Concernant le cadre légal, il est parfaitement établi depuis plus de vingt ans. L’article R. 412‑6‑1 du Code de la route, en vigueur depuis le 1er avril 2003, interdit l’usage d’un téléphone au volant, téléphone tenu en main en circulation. Cette infraction, autrefois sanctionnée par une amende maximale de 150 € et un retrait de 2 points, constitue aujourd’hui une contravention de 4ᵉ classe, assortie d’un retrait de 3 points et d’une amende forfaitaire de 135 €, minorée à 90 € en cas de paiement rapide. En cas de majoration, le montant atteint 375 €, et peut grimper jusqu’à 750 € si le tribunal rejette une contestation.
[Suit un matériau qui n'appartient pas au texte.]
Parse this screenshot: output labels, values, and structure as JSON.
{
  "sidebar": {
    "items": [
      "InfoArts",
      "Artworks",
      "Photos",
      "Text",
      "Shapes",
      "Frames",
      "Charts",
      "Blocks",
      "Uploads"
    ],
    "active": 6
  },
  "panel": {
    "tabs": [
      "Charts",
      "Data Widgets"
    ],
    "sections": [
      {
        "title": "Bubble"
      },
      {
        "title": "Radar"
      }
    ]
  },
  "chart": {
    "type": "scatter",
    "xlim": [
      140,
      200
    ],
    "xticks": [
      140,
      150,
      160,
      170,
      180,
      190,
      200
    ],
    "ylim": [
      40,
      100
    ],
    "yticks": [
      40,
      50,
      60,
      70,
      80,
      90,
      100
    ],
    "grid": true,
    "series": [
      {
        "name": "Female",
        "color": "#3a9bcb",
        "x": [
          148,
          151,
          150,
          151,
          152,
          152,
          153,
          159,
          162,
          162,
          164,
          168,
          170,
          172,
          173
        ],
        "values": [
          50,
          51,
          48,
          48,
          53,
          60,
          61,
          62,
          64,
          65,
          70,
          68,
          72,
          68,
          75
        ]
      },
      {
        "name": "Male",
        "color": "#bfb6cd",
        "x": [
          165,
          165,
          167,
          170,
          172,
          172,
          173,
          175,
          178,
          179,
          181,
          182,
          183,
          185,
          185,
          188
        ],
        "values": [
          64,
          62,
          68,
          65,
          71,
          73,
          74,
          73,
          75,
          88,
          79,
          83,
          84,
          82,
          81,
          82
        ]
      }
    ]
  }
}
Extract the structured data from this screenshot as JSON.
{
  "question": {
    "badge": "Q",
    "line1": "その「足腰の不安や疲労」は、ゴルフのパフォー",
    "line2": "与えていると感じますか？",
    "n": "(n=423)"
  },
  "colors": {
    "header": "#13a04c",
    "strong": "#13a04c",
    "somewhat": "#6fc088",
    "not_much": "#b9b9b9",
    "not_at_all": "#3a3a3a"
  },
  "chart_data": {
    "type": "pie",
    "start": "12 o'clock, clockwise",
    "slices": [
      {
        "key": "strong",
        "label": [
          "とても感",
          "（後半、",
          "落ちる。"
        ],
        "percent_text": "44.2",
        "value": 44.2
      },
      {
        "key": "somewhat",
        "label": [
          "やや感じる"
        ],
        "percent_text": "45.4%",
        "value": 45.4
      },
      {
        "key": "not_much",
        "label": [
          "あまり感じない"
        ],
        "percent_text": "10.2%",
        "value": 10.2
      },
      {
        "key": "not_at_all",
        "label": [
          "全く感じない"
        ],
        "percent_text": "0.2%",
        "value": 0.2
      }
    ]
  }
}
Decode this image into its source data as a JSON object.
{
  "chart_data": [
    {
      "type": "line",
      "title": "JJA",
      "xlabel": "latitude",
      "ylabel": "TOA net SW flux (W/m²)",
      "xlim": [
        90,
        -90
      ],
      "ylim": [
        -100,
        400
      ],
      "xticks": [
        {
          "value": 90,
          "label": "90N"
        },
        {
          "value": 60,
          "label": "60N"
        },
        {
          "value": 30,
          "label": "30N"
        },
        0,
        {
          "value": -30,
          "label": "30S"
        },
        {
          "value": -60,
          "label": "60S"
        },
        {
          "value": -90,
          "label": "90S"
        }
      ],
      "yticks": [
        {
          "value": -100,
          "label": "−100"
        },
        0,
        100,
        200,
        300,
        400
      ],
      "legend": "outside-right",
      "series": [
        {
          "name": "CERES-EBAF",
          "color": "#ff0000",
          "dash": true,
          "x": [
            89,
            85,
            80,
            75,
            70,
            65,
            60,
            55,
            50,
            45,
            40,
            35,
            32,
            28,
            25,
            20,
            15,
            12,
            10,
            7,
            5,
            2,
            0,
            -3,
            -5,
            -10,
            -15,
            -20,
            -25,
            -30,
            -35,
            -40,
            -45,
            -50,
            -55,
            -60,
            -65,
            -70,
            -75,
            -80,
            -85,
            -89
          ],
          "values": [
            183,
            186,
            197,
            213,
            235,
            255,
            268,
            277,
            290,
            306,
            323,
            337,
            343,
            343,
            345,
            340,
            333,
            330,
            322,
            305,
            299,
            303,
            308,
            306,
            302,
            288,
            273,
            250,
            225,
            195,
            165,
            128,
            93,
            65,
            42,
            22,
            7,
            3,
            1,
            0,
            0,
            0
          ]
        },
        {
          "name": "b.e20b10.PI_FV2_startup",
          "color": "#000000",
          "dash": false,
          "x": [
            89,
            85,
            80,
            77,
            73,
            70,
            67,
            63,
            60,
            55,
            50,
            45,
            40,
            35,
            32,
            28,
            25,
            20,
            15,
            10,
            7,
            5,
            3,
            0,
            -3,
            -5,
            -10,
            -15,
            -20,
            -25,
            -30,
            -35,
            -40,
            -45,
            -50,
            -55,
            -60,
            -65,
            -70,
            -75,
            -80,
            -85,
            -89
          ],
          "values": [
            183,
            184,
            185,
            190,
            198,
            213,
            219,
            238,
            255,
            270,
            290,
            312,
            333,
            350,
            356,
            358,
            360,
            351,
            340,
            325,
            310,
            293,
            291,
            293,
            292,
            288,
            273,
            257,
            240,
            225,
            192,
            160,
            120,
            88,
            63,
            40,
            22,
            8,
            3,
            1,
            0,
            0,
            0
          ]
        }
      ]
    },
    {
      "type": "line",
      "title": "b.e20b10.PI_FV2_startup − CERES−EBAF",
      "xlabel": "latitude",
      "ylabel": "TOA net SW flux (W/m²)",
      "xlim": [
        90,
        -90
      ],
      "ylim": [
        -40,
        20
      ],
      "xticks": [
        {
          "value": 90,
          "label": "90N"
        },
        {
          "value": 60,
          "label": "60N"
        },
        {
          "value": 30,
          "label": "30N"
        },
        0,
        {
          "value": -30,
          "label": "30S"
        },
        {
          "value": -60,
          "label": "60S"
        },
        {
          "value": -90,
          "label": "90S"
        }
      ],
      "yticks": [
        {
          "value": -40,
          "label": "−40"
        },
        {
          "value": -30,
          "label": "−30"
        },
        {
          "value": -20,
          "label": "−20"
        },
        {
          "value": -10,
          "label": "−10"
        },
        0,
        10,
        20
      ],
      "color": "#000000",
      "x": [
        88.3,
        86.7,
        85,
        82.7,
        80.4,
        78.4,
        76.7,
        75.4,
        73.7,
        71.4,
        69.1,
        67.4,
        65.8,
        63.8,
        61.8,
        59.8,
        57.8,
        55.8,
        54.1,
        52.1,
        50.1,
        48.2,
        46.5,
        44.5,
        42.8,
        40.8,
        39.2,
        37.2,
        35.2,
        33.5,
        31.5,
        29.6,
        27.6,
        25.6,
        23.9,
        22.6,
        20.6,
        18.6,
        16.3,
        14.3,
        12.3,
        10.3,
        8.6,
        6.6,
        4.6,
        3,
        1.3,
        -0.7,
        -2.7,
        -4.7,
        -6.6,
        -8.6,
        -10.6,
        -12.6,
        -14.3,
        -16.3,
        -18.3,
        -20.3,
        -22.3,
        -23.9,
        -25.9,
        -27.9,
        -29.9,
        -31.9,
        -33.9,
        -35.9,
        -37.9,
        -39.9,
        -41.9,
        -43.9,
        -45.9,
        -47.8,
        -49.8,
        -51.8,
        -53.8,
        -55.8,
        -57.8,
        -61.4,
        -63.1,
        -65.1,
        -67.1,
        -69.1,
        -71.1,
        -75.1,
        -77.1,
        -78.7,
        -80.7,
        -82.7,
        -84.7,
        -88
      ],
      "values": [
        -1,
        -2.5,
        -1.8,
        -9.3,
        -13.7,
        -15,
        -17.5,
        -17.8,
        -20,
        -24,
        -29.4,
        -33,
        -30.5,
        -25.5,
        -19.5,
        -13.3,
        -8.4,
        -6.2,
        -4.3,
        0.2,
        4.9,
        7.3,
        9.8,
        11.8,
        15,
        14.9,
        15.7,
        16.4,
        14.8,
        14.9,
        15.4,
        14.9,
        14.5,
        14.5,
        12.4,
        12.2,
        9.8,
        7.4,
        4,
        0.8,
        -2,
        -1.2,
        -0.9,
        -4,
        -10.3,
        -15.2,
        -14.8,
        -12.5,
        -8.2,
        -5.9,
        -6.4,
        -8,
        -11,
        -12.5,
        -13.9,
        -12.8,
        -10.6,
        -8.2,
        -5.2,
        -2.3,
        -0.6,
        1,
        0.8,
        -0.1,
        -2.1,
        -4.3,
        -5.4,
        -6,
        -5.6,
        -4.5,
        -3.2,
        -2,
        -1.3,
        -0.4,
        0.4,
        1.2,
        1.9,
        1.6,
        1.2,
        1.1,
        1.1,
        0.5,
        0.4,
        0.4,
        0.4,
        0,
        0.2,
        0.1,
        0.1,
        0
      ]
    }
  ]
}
Le Code de la route prévoit également une suspension judiciaire du permis pouvant aller jusqu’à trois ans, mais cette peine reste très rarement appliquée, la quasi-totalité des dossiers étant traitée par la procédure simplifiée de l’amende forfaitaire.

Cette absence de réponse judiciaire forte explique en partie la décision des préfets d’intervenir. Selon le baromètre Axa Prévention 2025, 70 % des Français reconnaissent utiliser leur téléphone au volant, malgré les risques et les sanctions encourues. Constatant l’inefficacité des rappels à la loi, le préfet des Landes a décidé de recourir à un outil juridique rarement mobilisé : l’article L. 224‑7 du Code de la route, qui autorise le préfet à prononcer une suspension administrative dès lors que l’infraction est passible d’une telle peine à titre complémentaire.

Le dispositif est simple et particulièrement dissuasif. Lorsqu’un conducteur est verbalisé pour téléphone au volant, l’agent retient immédiatement le permis de conduire et transmet le procès-verbal au préfet. Celui-ci dispose alors de 72 heures pour signer un arrêté de suspension administrative, pour une durée comprise entre 15 jours et six mois. La décision est ensuite notifiée au contrevenant par courrier recommandé ou directement par les forces de l’ordre. Dans les Landes, les premiers automobilistes verbalisés depuis le 1er novembre 2025 reçoivent déjà ces notifications.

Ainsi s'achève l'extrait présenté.